Fehr, 29, is at the end of his two-year, $3 million contract and after putting up the second-best offensive numbers of his NHL career [19 goals, 33 points] with a career-high 14:51 of average ice time, he could be in line for a contract similar to the four-year, $12 million deal Joel Ward signed with the Caps four summer ago.
But as Fehr acknowledged, the Caps also are negotiating with UFAs Mike Green, Jay Beagle and Ward and need to re-sign RFAs Braden Holtby, Marcus Johansson, Kuznetsov and Nate Schmidt.
With Fehr’s history of shoulder injuries, the Caps might be hesitant to give him a four-year contract, but they may settle on a three-year deal in the $10 million range. Fehr missed 10 of the Caps’ 14 playoff games with a third-degree sprain of the AC joint in his right shoulder, an injury sustained when Islanders forward Kyle Okposo checked him into the boards in Game 3 of the Eastern Conference Quarterfinals.
“It was a very tough finish for me,” Fehr said. “Even in the regular season I wasn’t playing 100 percent down the stretch. I would have liked to have been healthier, obviously, but there are a lot of players that play with injuries throughout the season.
Fehr missed 13 of the Caps’ final 17 games with an elbow injury but said his playoff injury was not a torn labrum and would heal over time.
“Having a lot of shoulder injuries in the past has been an issue and people have shied away from me for this reason,” Fehr said. “But I don’t think there’s any reason now. It’s kind of a fluke injury, more of a hockey injury than some of the other injuries I’ve had in the past.”
Since returning to the Caps after a one-year stint in Winnipeg and a few months in Finland during the 2012 NHL lockout, Fehr has had to prove himself to two coaches – Adam Oates and Barry Trotz – while learning to play center after years as a right wing. Fehr was a healthy scratch three times in late October and early November, but turned into a reliable two-way center midway through the season.
“I definitely had some ups and downs,” Fehr said. “I felt in he middle of the season – December and January – I was playing my best. At the start I didn’t really have a definitive position. It was a pretty slow start for me [2 goals in 10 games], but once I got a position and I knew I was playing center with some consistent linemates [mostly Ward, Beagle and Jason Chimera] I thought I improved quite a bit.

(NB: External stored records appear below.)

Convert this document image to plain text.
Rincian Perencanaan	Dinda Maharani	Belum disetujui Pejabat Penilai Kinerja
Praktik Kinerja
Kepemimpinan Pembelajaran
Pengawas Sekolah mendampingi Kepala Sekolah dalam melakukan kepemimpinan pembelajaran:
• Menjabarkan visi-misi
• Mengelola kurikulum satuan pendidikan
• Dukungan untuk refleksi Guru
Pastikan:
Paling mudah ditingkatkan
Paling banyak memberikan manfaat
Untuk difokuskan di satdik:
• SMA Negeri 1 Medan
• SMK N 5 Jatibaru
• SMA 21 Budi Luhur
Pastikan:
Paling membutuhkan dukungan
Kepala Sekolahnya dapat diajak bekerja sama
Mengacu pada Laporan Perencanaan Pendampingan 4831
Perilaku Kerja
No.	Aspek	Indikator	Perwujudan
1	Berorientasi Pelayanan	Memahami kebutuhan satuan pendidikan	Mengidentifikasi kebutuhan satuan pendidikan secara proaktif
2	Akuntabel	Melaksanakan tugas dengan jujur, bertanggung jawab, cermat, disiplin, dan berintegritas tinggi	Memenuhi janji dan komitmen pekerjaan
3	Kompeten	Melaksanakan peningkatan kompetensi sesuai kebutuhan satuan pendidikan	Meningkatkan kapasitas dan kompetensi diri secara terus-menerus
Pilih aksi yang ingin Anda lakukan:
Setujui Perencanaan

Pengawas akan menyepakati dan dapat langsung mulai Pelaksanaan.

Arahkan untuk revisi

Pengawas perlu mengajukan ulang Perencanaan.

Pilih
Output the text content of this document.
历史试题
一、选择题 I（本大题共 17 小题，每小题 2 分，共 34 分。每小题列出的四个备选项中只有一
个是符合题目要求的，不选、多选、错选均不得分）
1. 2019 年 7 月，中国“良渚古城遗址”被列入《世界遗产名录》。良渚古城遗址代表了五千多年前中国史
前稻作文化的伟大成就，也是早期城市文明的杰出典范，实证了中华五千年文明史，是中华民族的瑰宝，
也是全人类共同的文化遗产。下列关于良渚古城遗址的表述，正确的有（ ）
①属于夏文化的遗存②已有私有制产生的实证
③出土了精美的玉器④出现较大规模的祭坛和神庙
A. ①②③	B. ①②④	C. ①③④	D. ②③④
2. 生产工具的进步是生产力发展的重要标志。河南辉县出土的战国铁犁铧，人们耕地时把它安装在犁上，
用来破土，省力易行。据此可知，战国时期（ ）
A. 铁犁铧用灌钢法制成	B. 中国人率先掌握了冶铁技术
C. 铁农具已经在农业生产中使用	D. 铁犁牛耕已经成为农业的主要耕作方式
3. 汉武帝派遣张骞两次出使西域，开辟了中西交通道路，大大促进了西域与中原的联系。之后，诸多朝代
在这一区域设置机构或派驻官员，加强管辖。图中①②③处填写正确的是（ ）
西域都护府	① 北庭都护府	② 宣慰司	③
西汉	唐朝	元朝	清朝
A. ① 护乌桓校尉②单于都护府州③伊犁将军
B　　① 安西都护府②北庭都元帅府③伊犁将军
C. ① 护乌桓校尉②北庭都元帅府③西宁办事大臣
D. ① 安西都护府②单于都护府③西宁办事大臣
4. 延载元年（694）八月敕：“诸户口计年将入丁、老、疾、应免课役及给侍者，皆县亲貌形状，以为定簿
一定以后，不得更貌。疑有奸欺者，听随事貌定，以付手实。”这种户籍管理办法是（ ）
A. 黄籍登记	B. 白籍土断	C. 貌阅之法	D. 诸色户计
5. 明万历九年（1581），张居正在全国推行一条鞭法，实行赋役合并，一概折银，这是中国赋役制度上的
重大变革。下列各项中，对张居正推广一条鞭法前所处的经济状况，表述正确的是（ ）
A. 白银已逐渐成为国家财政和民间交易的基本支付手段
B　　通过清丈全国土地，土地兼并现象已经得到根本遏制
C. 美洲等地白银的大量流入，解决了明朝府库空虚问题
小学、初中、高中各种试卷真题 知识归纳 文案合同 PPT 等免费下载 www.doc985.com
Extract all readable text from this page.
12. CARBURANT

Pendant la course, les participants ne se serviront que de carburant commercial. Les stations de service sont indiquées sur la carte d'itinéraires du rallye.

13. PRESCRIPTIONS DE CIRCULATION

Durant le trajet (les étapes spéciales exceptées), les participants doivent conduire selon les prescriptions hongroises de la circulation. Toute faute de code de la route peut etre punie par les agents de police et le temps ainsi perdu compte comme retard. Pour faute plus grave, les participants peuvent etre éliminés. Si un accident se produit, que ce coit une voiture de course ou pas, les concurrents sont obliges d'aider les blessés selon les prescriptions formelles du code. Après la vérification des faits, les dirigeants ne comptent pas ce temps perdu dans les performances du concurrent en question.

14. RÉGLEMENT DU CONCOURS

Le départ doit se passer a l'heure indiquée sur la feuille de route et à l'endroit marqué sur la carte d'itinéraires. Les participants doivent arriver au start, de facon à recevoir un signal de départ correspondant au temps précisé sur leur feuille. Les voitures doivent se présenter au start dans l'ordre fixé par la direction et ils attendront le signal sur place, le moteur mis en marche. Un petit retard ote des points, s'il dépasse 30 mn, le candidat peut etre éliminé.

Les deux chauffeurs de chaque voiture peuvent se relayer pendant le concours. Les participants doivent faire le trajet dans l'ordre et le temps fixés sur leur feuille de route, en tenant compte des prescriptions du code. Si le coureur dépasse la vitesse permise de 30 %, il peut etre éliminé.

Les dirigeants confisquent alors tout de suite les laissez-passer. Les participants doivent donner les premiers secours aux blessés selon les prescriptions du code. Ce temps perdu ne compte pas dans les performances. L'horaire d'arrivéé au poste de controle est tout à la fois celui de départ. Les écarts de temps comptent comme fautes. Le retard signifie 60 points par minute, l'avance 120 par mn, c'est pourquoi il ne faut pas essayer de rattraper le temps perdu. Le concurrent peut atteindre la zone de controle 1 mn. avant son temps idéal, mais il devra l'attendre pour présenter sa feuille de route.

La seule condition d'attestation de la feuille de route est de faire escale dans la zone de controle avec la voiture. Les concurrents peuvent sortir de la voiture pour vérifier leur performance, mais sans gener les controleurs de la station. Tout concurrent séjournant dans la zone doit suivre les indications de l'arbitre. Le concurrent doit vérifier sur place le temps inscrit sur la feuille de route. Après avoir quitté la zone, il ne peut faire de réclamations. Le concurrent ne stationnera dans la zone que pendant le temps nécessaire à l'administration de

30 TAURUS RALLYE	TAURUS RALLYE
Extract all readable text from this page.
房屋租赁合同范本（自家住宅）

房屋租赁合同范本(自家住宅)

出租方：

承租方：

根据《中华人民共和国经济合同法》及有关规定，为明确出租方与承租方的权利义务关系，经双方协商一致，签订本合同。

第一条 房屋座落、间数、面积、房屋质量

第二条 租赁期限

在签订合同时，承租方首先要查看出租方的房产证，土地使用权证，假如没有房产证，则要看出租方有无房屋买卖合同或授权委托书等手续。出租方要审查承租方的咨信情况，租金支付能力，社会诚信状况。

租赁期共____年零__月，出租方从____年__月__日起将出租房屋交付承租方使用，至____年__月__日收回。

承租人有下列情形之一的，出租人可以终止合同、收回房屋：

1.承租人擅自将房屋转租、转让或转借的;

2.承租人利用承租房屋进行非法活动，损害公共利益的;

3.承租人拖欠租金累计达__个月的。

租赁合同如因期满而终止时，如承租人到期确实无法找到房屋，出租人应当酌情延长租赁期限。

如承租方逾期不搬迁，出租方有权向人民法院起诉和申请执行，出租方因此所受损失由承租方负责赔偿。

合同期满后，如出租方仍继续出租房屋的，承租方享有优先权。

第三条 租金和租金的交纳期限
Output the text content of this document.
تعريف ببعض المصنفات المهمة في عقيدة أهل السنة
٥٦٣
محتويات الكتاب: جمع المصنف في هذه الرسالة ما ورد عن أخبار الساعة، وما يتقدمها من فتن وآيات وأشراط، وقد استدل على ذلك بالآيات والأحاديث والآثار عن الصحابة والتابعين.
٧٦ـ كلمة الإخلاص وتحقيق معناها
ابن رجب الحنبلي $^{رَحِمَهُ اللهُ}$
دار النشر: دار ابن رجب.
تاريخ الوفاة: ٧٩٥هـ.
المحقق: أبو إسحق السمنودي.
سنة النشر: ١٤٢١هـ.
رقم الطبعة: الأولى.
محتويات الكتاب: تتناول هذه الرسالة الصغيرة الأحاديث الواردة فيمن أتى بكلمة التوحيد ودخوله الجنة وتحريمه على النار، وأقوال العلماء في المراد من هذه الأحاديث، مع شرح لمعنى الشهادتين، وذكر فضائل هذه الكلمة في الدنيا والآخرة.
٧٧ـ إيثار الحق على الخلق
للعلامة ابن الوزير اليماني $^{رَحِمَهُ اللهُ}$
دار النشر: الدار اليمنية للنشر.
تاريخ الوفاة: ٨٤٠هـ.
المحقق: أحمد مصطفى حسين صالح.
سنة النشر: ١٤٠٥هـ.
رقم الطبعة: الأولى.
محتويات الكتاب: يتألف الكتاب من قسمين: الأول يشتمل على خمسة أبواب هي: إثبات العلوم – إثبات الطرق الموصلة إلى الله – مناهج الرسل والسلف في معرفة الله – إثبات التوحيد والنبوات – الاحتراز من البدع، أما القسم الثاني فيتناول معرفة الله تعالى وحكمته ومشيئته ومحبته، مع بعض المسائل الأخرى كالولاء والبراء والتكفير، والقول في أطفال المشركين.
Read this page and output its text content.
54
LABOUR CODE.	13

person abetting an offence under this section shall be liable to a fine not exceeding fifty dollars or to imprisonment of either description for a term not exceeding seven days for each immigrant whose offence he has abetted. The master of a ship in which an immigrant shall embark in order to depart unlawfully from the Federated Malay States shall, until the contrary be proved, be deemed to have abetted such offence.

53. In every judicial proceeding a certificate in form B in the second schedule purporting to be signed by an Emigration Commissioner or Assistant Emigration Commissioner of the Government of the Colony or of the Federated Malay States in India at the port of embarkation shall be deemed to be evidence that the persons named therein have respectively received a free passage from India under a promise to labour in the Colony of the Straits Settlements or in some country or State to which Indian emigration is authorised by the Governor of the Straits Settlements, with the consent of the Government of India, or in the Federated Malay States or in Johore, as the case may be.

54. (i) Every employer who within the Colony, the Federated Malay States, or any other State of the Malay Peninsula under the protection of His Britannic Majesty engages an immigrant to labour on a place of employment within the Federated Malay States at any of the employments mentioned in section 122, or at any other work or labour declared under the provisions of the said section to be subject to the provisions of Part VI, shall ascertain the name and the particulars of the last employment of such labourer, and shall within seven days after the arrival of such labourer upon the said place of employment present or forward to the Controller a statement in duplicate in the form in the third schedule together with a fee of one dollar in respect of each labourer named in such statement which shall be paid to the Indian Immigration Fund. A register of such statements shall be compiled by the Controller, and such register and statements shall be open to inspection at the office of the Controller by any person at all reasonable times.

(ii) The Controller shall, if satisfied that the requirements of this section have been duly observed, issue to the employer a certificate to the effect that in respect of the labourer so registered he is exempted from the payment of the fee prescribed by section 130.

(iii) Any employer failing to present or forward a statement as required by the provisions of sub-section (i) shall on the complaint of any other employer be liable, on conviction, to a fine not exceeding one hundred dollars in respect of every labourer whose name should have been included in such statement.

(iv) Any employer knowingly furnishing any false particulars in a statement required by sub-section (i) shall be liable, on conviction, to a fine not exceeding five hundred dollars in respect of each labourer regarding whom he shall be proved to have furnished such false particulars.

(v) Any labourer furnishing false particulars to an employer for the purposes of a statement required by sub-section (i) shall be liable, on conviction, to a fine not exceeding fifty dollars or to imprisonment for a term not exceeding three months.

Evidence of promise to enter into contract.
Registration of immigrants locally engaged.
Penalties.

“I want to be a centerman. I think it helps my game. I enjoy playing defensively, being quick on pucks and help the breakout. I can’t really picture myself being a full-time winger anymore, which is a good thing.”
Having spent nine of his 10 NHL seasons in Washington, Fehr said the way this one ended was the most disappointing.
“Because I thought we had the best chance this year,” he said. “Looking back I still believe we were a better team. I think we deserved a little better fate. But I like the way this group is going. I like the way we got better throughout the season and I think this group is going to do some big things.”
He’s hoping he is right in the middle of it as a third-line center behind Backstrom and Kuznetsov.
“Hopefully, they need one more,” Fehr said. “We’ll see what happens. It’s going to be interesting.”